The Audio Similarity Package is a Python library that provides functionalities to measure and compare the similarity between audio signals. It offers various metrics to evaluate different aspects of audio similarity, allowing users to assess the resemblance between original audio and generated audio, or between different audio samples.
Whether you are working on audio analysis, music generation, speech recognition, or any application that requires audio comparison, this package can be a valuable tool in quantifying and understanding the degree of similarity between audio signals.

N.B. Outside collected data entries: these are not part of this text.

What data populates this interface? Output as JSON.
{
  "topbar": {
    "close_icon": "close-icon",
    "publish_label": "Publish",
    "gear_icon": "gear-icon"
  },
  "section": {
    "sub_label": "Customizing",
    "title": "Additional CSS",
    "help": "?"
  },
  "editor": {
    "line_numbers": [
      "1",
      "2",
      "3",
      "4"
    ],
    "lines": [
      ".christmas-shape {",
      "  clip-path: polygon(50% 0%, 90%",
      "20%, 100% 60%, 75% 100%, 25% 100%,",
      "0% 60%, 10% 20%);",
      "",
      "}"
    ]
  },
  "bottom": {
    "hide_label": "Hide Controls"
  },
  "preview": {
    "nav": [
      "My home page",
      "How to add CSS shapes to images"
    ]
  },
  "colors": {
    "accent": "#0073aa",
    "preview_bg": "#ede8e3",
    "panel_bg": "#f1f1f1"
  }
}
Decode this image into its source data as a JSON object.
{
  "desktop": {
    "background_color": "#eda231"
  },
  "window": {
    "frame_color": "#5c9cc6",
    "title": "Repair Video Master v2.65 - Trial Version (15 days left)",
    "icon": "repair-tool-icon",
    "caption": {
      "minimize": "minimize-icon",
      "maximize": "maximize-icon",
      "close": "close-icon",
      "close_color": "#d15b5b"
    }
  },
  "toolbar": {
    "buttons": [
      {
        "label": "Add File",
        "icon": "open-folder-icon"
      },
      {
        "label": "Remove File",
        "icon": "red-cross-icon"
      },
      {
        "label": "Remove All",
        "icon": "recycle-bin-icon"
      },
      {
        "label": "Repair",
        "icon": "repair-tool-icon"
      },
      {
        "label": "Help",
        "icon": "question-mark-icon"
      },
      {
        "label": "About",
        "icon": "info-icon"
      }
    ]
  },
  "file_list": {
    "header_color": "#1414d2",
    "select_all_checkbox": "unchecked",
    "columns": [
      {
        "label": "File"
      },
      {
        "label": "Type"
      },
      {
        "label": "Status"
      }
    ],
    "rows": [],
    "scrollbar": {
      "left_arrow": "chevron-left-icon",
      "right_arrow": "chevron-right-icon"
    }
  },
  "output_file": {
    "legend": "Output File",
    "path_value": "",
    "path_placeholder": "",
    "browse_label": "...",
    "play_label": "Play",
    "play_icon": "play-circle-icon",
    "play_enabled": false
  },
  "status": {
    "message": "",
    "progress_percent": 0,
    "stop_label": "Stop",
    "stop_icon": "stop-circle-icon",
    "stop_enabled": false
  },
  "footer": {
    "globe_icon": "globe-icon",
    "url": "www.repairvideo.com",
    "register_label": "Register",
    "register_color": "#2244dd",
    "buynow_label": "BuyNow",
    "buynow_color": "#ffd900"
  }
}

- Calculation of various audio similarity metrics:
- Zero Crossing Rate (ZCR) Similarity
- Rhythm Similarity
- Chroma Similarity
- Spectral Contrast Similarity
- Perceptual Similarity
- Stent Weighted Audio Similarity
- Customizable weights for the Stent Weighted Audio Similarity metric
- Visualization of audio similarity metrics through spider plots and horizontal bar plots
- Easy-to-use interface for loading and comparing audio files
To install Audio Similarity, first clone the repository:
git clone https://github.com/markstent/audio-similarity.git
Then, navigate to the audio_similarity
directory and install the required Python packages using pip:
'cd audio_similarity pip install -r requirements.txt
Here's a simple example to demonstrate how to calculate the Stent Weighted Audio Similarity using the Audio Similarity Package:
from audio_similarity.audio_similarity import AudioSimilarity
# Paths to the original and compariosn audio files/folders
original_path = 'path/to/audio_folder'
compare_path = 'path/to/compare_audio.wav'
# Set the sample rate and weights for the metrics
sample_rate = 44100
weights = {
'zcr_similarity': 0.2,
'rhythm_similarity': 0.2,
'chroma_similarity': 0.2,
'spectral_contrast_similarity': 0.1,
'perceptual_similarity': 0.2
}
sample_size = 20 # If you have a large number of audio files, its much faster to select a randome sample from each
verbose = True # Show logs
# Create an instance of the AudioSimilarity class
audio_similarity = AudioSimilarity(original_path, compare_path, sample_rate, weights, verbose=verbose, sample_size=sample_size)
# Calculate a single metric
zcr_similarity = audio_similarity.zcr_similarity()
# Calculate the Stent Weighted Audio Similarity
similarity_score = audio_similarity.stent_weighted_audio_similarity(metrics='all') # You can select all metrics or just the 'swass' metric
print(f"Stent Weighted Audio Similarity: {similarity_score}")
This example demonstrates the calculation of the Stent Weighted Audio Similarity (SWASS) using a set of predefined weights for each metric. You can customize the weights to reflect your specific requirements and preferences.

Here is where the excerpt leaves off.